Best one-liner(s): "Voulez vous fuck me!"


Casper: "There's supposed to be a river here... "
Spencer: "Them ecology boys must've moved it."

Walter Hill strikes again. Along with John Carpenter, I would say Hill is one of the few working directors to truly continue the 'men bonding/entertainment as art/but with surprising depth' genre laid out by the likes of Howard Hawks and John Ford. Imagine DELIVERANCE meets APOCALYPSE NOW meets ALIENS, and you have a pretty good idea of what this film is like. And if it doesn't warm your heart to see Powers Boothe as leading man material before playing scores of skeazes and miscreants, then you probably don't deserve to see it happen, and here's a rap on the knuckles for good measure. The cast is immaculate: Boothe, Keith Carradine, Fred Ward, Peter Coyote, the cook from THE THING, and Brion James (the android from BLADE RUNNER who says 'Wake up, time to die'), among others.

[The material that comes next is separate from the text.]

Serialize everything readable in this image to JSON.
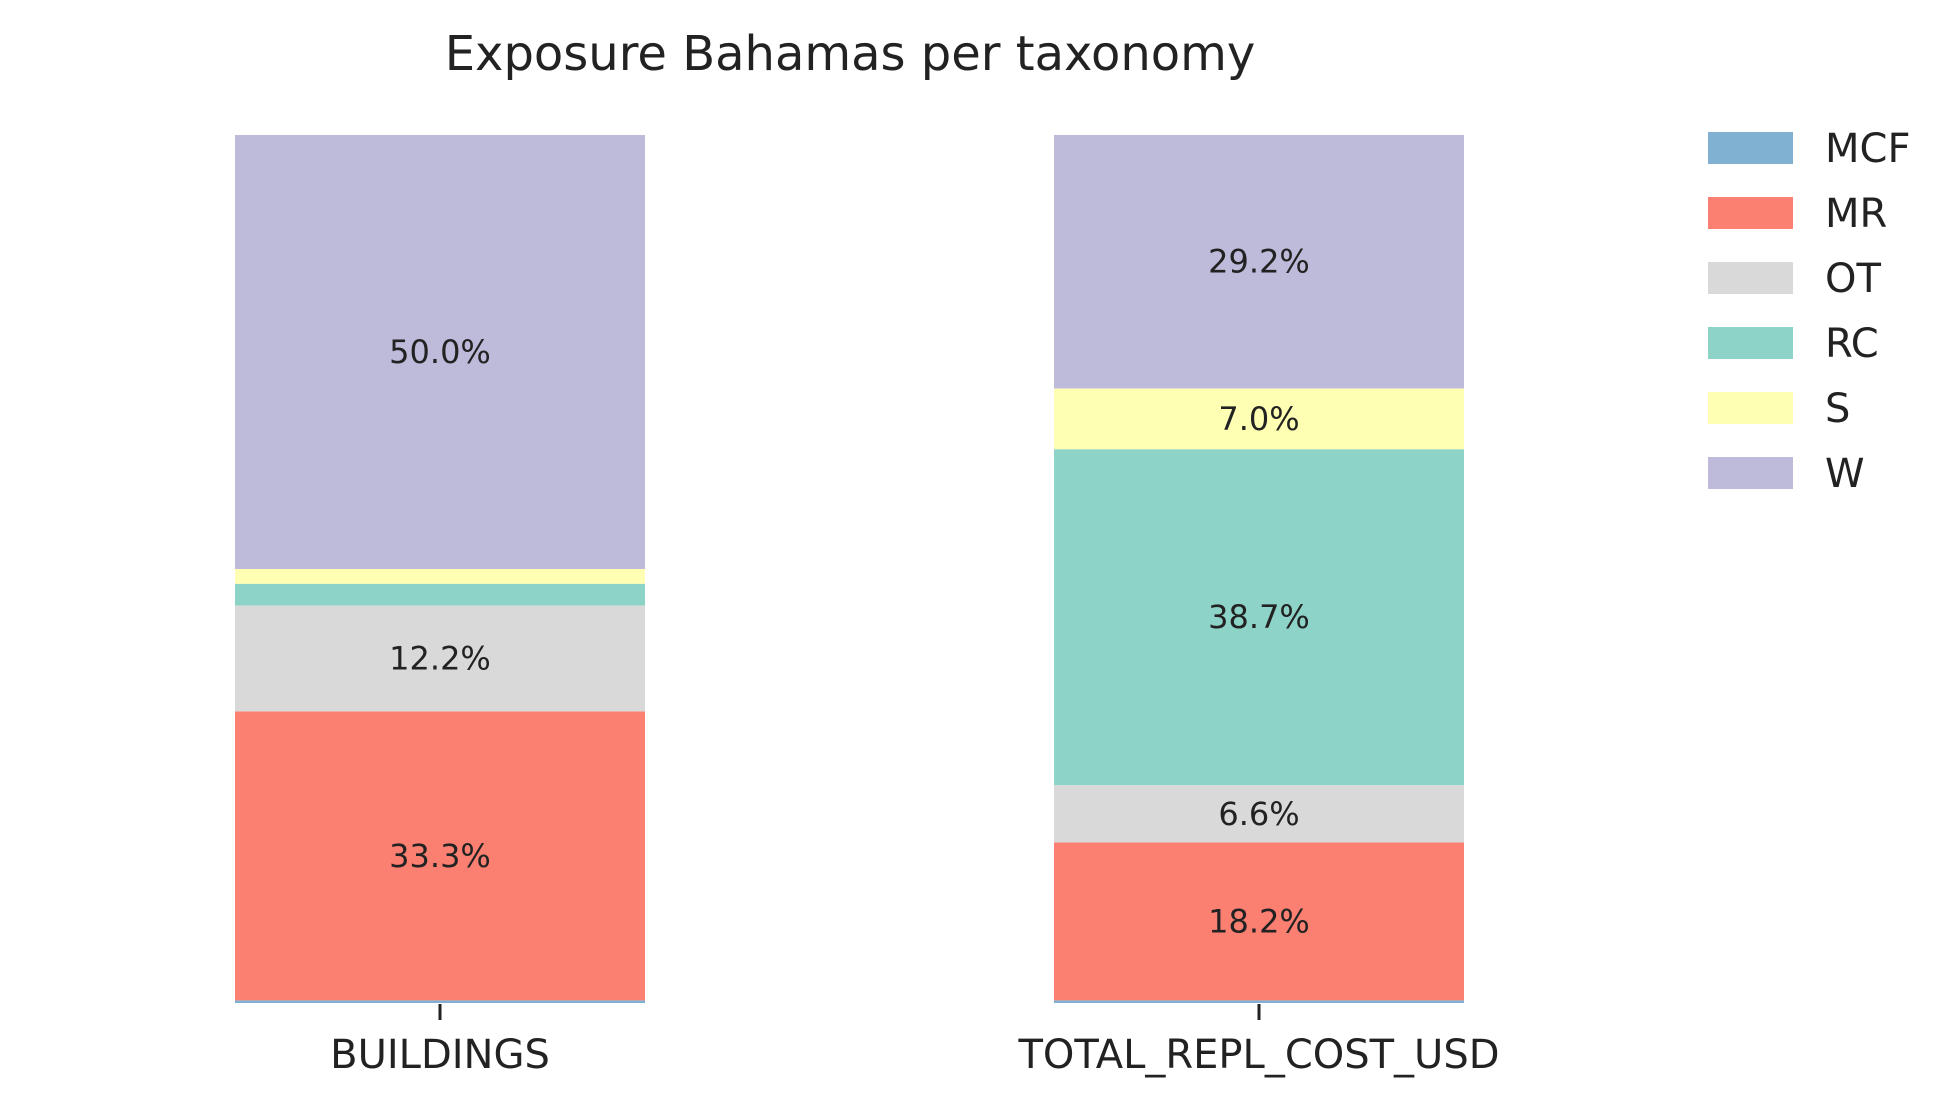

The film also manages to have one of the most cogent commentaries on the whole Vietnam imbroglio I've ever seen. It brilliantly adheres to the whole Rod Serling school of thought whereby injecting elements of the fantastic and the familiar (while still retaining your subtext) can give the subject far more weight and poignancy than if you actually focused entirely on the topic at hand. See Twilight Zone episodes like "I Am the Night- Color Me Black" and "The Invaders" if this sort of commentary appeals to you. But don't worry, it's not as heavy as all that. It's also a slam-bang survivalist picture with enough paranoia, character development, and drably hypnotic bayou visuals to hold the non-theorist's attentions. It also goes damn well with some Cajun cookin' and couple of swigs of everyone's favorite bubble gum-smellin' whiskey-tastin' south of Mason-Dixon liqueur, which happens to share its name with the title of this fine picture.

-Sean Gill

2 comments:

skeelo said...

This was amazing. I'm so happy you brought this and The Wanderers to my attention. Bubble-gum drink... I'll pass tho.

Sean Gill said...

Glad I could be of assistance. And one can certainly not be blamed for watching SOUTHERN COMFORT without the aid of that ever-so-lovely beverage which happens to share its name.